BEM-VINDO AO LIVRO NA NUVEM
Será que alguém pensou algum dia ler um livro que está numa nuvem?
Imaginou ler o livro e ao mesmo tempo ouvir música que tem pertinência com o texto?
Pois é, esse momento chegou. E é um presente para você.
Em 1995 publiquei “O Sapato do Pirata” reunindo crônicas de humor. Desde então fiquei muito envolvido com a atividade profissional e fiz mais petições do que crônicas. Escrevi também alguns textos, que enviava pela internet a amigos, que depois davam sua opinião.
Um dia mostrei a um amigo um texto que fazia referência a uma música, que completava o seu sentido. Ele não conhecia a música, ou, não a identificava pelo nome.
Foi aí que surgiu a ideia. Coloquei a música, e ele releu o texto ouvindo-a. Terminou, olhou para mim e disse: “Que legal”! Então começou a nascer esse livro não convencional.
São crônicas e contos com música, que permitem ao leitor/ouvinte, desfrutar dessa novidade interativa.
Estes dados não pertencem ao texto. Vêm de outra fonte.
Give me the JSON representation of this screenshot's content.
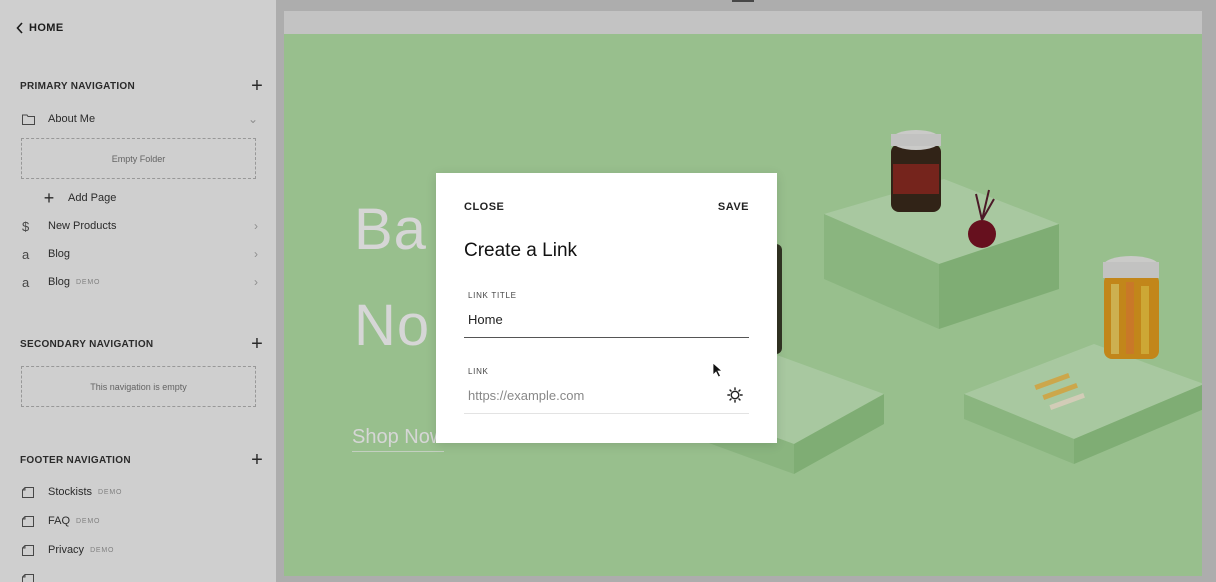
{
  "sidebar": {
    "back_label": "HOME",
    "primary": {
      "title": "PRIMARY NAVIGATION",
      "items": [
        {
          "icon": "folder-icon",
          "label": "About Me",
          "demo": "",
          "chev": "⌄"
        },
        {
          "icon": "dollar-icon",
          "label": "New Products",
          "demo": "",
          "chev": "›"
        },
        {
          "icon": "blog-icon",
          "label": "Blog",
          "demo": "",
          "chev": "›"
        },
        {
          "icon": "blog-icon",
          "label": "Blog",
          "demo": "DEMO",
          "chev": "›"
        }
      ],
      "empty_folder": "Empty Folder",
      "add_page": "Add Page"
    },
    "secondary": {
      "title": "SECONDARY NAVIGATION",
      "empty": "This navigation is empty"
    },
    "footer": {
      "title": "FOOTER NAVIGATION",
      "items": [
        {
          "icon": "page-icon",
          "label": "Stockists",
          "demo": "DEMO"
        },
        {
          "icon": "page-icon",
          "label": "FAQ",
          "demo": "DEMO"
        },
        {
          "icon": "page-icon",
          "label": "Privacy",
          "demo": "DEMO"
        }
      ]
    }
  },
  "preview": {
    "hero_line1": "Ba",
    "hero_line2": "No",
    "cta": "Shop Now",
    "background_color": "#b5e4a9"
  },
  "modal": {
    "close_label": "CLOSE",
    "save_label": "SAVE",
    "title": "Create a Link",
    "link_title_label": "LINK TITLE",
    "link_title_value": "Home",
    "link_label": "LINK",
    "link_placeholder": "https://example.com",
    "settings_icon": "gear-icon"
  },
  "colors": {
    "sidebar_bg": "#f7f7f7",
    "preview_bg": "#b5e4a9",
    "modal_bg": "#ffffff"
  }
}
Ele estará numa espécie de prateleira virtual na qual o leitor acessa pela internet.
Que me desculpe o Gutenberg, mas aí está o livro na nuvem...
Usando a terminologia moderna, o livro ficará na nuvem e os leitores terão acesso ao mesmo, bastando digitar www.olivronanuvem.com.br no computador, que lhe remeterá para a página inicial.
Escolha no índice os títulos de sua preferência e comece a curtir essa novidade. Clique no botão do som para ouvir a música enquanto lê.
Para ouvir o som clique no botão ao lado. |
Ao todo são mais de 80 textos. Como dificilmente alguém lê tantos textos de uma vez, pode ir lendo aos poucos curtindo cada um e compartilhar com seus amigos.
Ao lançar este livro Na nuvem acho que acabei me tornando o primeiro nefelibata literário...
Em 2015, atendendo solicitação de amigos, lancei o livro impresso com o título DESCENDO DA NUVEM, contendo algumas das crônicas que estão neste livro virtual, que você está acessando.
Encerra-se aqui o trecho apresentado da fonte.